September was a bad month for General Motors, with the recall of over one and a quarter million vehicles in two separate announcements - all in the same day!!
First, on the 13th, the mega-manufacturer recalled over “1 million full-size pickups and large SUVs that could suffer a steering malfunction leading to crashes.” Vehicles affected are 2015 Chevy Silverado and GMC Sierra 1500; Chevy Tahoe and Suburban; 2015 Cadillac Escalade; and GMC Yukon.
Then, later that same day, GM announced another recall for a quarter of a million additional cars for faulty brakes. This time it affected 2018-19 Chevy Bolt, Cruze, Equinox, Impala, Malibu, and Volt; Buick LaCrosse and Regal; 2015 Cadillac XTS; and GMC Terrain.
Now, October is not starting out so well, either, with the newest recall for certain Cadillac sedans that run the risk of fire due to the possible overheating of the seat warmers.
According to Yahoo, “Cadillac is recalling 53,586 of its 2014–2016 CTS sedans to address a problem with potentially damaged seat heaters, according to documents filed with the National Highway Traffic Safety Administration (NHTSA).

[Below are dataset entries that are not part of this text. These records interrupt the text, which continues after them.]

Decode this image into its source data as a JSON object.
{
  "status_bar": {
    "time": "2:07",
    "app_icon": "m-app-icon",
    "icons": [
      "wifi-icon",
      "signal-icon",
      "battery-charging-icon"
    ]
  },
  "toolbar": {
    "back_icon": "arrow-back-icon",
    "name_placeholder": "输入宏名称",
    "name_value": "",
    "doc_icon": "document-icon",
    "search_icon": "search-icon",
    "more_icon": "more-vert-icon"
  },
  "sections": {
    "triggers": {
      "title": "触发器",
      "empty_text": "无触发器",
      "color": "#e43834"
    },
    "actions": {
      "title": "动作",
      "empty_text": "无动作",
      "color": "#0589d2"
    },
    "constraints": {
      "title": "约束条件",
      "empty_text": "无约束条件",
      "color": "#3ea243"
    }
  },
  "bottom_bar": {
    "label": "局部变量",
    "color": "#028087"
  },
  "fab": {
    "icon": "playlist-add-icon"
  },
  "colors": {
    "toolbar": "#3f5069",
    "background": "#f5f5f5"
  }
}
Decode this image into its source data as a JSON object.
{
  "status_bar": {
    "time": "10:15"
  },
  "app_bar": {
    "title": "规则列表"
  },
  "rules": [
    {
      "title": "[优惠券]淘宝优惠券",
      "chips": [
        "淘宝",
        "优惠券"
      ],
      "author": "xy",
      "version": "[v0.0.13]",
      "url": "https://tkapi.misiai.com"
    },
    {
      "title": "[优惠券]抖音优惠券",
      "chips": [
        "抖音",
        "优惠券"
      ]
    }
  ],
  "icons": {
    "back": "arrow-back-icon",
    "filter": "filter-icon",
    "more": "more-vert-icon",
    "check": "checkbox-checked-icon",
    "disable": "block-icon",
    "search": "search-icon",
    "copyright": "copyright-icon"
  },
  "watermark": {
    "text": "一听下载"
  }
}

“The recall states that it is possible, in cold outdoor temperatures, for the heated seats to turn on automatically when the car's remote-start function is engaged. If the heaters are damaged and turn on with no one in the car, the seat can overheat and cause a fire.”
Yahoo reports that GM wants owners to be aware that “excessive heating can occur if the flexible heating mats in the front seats have been worn down over time. General Motors will be notifying owners of the recall, but no notification schedule has been published, and parts for the repair have not been made available yet.
"Dealers will need to recalibrate the body-control module, which disables the heated seats from turning on when the remote start is used. The recall will come at no cost to owners.”
According to KOAA, “General Motors says 'hydrogen gas can be trapped in the rear brake caliper pistons and that can make the brakes feel soft and increase the risk of a crash.'"
Good news, though. It appears that they have gotten ahead of this problem. Again, from KOAA: “No crashes have been reported and the automaker says that dealers can bleed the brakes to remove the gas. Once that’s done, the problem doesn’t reoccur.”